Seminar with Dr. Anders Neergaard, Professor in Sociology at Linköping University, Director of the Institute for Research on Migration, Ethnicity and Society (REMESO)

About the Anti-Racism Working Group Series

The Anti-Racism Working Group (ARWG) will hold its inaugural series of seminars 12-1 pm the fourth Friday of each month beginning in 2021. The series aims to recognize the structures and practices of racism within our field and confront it through the platforming of anti-racist efforts in Sociology and beyond. We invite academics, activists, and artists to share their experiences, research, reflect on recent work, and join in conversation.

Everyone is welcome. Students are particularly encouraged to attend and participate. For the foreseeable future, all seminars will take place over Zoom. To join our group email list and receive Zoom links please contact one of the organizers Siddartha Aradhya, siddartha.aradhya(a), Ryan Switzer, ryan.switzer(a), or Vanessa Barker, vanessa.barker(a)

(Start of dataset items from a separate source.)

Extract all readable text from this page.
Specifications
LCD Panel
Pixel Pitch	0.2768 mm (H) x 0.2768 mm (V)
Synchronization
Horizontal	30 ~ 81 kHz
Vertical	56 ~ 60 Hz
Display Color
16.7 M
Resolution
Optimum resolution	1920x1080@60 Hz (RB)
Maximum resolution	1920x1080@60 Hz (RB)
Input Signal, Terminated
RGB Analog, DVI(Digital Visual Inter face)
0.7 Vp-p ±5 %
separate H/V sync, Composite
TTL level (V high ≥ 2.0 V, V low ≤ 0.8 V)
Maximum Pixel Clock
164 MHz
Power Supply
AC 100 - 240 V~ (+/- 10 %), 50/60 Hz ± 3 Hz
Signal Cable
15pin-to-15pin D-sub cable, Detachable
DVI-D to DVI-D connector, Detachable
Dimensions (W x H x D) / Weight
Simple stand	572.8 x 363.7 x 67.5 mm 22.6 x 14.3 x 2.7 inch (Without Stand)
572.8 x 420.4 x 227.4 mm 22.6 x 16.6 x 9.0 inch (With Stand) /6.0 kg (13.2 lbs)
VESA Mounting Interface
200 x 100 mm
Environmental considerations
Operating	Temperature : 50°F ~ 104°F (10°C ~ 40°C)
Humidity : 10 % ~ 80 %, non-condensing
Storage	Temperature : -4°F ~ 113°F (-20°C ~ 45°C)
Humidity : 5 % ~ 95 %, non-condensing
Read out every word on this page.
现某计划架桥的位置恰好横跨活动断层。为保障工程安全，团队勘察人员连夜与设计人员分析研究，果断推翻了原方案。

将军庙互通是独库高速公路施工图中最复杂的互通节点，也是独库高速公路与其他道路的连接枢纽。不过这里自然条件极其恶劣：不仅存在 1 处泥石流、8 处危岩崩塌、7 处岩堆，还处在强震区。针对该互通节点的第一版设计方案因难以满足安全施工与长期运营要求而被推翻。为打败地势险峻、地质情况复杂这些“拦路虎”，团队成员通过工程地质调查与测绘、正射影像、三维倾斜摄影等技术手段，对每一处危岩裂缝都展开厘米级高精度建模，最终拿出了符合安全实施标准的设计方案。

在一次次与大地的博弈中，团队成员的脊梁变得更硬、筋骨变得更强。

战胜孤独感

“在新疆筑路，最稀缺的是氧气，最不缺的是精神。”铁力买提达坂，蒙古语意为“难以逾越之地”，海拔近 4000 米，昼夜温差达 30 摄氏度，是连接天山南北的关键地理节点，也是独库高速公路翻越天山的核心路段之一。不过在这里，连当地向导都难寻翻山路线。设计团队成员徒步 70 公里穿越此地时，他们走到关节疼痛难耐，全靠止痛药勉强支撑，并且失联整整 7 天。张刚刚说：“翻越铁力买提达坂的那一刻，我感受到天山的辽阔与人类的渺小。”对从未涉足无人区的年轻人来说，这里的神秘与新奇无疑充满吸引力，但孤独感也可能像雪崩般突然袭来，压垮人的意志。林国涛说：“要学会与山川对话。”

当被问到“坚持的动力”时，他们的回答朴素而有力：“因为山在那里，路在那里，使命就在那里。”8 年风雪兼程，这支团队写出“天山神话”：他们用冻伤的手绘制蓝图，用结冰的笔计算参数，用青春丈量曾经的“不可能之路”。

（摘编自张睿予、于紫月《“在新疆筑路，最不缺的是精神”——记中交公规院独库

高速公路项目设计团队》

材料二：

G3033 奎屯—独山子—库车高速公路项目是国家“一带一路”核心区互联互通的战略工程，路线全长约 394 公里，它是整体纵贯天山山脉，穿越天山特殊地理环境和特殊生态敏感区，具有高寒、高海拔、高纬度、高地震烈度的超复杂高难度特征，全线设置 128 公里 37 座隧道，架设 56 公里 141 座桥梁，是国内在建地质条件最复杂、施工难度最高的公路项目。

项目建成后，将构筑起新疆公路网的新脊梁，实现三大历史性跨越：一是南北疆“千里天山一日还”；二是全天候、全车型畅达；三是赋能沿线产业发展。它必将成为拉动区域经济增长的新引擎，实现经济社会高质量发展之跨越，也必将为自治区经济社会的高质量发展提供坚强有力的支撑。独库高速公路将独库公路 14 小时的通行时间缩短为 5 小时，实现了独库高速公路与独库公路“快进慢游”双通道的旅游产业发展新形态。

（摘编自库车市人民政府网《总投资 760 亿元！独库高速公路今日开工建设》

This discussion is based on a combination of three of my experiences within the academia: academic activism; studying and theorizing racism, and; trying and failing to be an antiracist activist within the academia. I have always seen the academia, as all societal institutions, as an arena for social struggle. Of course it is structured by the practices of the academia – teaching and researching, but activism within the academia is for me to develop collective forms of teaching and research practices exploring difficult issue, searching and in dialogue developing knowledge and in line with Marx 11th thesis on Feuerbach “The philosophers have only interpreted the world, in various ways; the point is to change it” trying to contribute. The second experience is the focus on studying and theorizing racism. Using the concepts of exclusionary racism (restrictionist movements) and exploitative racism, my project is to contribute in a collective effort to make social science accept that structural racism exist, even in Sweden (to use Allan Preds [2000] title). From this follows the third experience on acknowledging that racism is also part of the academic fabric and taking on the challenge of being an antiracist activist in a setting that is commonly idealized as being outside society and neutral knowledge seeking and disseminating institution. The two texts contribute in different aspects in developing and challenging my thoughts on these three experiences, and also reflect my search for collective forms for antiracist activism, teaching and research.


Bonilla-Silva, E. (2015). More than Prejudice: Restatement, Reflections, and New Directions in Critical Race Theory. Sociology of Race and Ethnicity1(1), 73–87.

DiAngelo, R. (2011). White Fragility. The International Journal of Critical Pedagogy3(3), Article 3.